I think it's a great idea, anyway, which I'm throwing out there.
I watched Picnic again too, and noted the grain elevators, serviced by the railroad William Holden rides into town on--and then out again.
That film is more about sex as a commodity than grain, but it's all tied together. The mother tries to convince her daughter Madge (Kim Novak) to use her sexuality--her only marketable skill--to get her rich boyfriend, whose family owns the granaries, to propose to her.
But Madge wants to be a free agent, and is attracted to the Holden character, who is an economic loser, but physically quite a towering pillar himself...
Now that I've launched into this idea about economics and film, it occurs to me I should google it. And I find a course
Economics in Popular Film offered at Mt.
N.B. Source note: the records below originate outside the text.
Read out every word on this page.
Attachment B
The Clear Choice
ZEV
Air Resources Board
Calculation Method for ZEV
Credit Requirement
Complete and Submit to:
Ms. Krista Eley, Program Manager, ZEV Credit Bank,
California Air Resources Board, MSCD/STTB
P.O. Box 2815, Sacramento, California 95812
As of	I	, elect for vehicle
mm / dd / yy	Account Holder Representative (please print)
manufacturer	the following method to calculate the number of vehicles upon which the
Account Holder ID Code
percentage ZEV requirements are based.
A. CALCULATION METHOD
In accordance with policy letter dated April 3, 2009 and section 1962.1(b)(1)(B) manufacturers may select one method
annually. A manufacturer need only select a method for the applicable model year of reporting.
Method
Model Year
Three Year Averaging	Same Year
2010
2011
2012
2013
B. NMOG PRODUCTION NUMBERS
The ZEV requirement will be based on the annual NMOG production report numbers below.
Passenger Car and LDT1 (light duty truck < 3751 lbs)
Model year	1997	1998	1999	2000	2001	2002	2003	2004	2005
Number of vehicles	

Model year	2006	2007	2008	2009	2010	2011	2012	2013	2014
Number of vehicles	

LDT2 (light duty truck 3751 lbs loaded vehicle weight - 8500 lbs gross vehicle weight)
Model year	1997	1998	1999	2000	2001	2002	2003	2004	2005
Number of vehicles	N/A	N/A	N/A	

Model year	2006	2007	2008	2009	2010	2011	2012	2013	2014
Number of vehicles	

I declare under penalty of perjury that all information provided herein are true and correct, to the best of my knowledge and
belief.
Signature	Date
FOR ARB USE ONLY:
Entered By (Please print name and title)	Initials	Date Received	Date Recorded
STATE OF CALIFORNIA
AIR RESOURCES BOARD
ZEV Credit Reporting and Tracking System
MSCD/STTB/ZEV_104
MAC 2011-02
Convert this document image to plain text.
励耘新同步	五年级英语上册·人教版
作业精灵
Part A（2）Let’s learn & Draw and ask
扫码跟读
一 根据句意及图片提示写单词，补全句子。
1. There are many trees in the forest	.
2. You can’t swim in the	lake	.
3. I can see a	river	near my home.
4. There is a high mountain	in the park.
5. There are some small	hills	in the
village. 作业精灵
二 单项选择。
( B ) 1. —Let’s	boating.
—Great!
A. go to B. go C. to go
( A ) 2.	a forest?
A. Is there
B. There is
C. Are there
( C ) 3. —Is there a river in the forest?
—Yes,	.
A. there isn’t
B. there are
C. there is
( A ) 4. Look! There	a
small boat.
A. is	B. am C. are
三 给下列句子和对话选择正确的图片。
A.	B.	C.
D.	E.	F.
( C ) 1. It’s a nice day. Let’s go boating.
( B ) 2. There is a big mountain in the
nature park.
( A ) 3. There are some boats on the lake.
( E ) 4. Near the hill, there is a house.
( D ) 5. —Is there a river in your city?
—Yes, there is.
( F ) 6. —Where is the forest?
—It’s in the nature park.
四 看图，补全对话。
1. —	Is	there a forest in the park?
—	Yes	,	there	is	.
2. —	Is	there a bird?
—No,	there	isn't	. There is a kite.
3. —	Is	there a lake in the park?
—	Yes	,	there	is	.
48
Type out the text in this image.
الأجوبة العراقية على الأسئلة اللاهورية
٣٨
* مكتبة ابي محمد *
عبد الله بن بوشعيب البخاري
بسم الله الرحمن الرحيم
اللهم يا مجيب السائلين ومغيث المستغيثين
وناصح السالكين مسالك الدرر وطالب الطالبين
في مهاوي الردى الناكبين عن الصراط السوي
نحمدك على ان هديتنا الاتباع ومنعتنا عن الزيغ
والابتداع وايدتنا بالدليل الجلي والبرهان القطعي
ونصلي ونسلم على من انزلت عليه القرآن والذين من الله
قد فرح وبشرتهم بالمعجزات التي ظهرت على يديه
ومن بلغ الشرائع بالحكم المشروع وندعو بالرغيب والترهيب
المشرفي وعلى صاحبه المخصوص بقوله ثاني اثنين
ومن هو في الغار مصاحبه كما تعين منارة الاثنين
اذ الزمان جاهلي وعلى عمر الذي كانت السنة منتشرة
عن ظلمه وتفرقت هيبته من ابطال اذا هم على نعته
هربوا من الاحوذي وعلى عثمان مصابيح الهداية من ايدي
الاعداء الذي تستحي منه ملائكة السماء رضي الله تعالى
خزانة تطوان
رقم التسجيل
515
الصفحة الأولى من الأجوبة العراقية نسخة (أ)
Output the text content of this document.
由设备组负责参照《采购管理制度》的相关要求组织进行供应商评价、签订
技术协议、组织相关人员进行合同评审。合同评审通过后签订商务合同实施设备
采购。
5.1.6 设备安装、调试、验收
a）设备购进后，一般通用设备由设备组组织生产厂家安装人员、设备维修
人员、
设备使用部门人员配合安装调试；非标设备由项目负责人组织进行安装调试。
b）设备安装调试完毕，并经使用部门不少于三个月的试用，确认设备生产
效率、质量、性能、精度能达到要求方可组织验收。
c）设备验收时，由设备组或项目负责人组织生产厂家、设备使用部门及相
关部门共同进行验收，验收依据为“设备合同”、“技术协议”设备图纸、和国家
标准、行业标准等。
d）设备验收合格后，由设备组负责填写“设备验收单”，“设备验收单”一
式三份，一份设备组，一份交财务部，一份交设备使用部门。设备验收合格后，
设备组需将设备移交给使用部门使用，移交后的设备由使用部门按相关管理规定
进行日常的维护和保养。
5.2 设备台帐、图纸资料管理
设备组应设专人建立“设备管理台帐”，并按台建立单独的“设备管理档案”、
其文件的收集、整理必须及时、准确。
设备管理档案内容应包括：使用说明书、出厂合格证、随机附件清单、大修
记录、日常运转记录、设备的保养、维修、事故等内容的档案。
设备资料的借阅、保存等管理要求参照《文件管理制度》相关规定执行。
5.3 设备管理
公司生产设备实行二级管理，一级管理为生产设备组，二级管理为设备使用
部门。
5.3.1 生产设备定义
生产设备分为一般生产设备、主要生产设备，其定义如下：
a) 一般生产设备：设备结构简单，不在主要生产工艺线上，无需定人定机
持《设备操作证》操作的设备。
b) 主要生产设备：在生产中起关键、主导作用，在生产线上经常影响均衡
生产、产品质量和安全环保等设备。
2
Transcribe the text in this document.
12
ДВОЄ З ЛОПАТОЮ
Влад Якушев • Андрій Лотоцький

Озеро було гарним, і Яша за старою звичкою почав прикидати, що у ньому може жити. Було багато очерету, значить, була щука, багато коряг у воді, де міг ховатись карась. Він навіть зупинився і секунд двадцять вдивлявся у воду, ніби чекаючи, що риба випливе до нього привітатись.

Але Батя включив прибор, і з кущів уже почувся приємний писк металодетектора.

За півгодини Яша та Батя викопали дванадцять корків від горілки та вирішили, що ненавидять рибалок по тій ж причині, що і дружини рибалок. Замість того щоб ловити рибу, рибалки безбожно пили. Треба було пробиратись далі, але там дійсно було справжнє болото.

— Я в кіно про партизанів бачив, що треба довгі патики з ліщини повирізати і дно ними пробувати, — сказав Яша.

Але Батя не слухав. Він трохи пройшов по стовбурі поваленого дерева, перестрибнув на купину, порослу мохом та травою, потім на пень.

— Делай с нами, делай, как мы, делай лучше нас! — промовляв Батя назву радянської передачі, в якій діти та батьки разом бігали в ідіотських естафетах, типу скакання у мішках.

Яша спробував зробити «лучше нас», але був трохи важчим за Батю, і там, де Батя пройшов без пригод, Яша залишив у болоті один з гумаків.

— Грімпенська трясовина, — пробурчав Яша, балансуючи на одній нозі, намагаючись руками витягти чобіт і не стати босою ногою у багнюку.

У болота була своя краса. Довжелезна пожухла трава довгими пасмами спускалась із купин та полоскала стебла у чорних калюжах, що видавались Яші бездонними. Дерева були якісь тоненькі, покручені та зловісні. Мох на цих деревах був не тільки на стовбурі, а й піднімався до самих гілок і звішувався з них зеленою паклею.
Holyoke College.
And, hey! the same prof offers (or offered in 2006, anyway) The Politico-Cultural Economic Analysis of Star Trek.
The course description doesn't promise witty, irreverant material for my proposed column, though:
"This course introduces students to political economy, post-structuralist methodology, and the application of economic theory to an important body of cultural artifacts [Star Trek]."
But maybe if you shake it out vigorously, something amusing would fall out?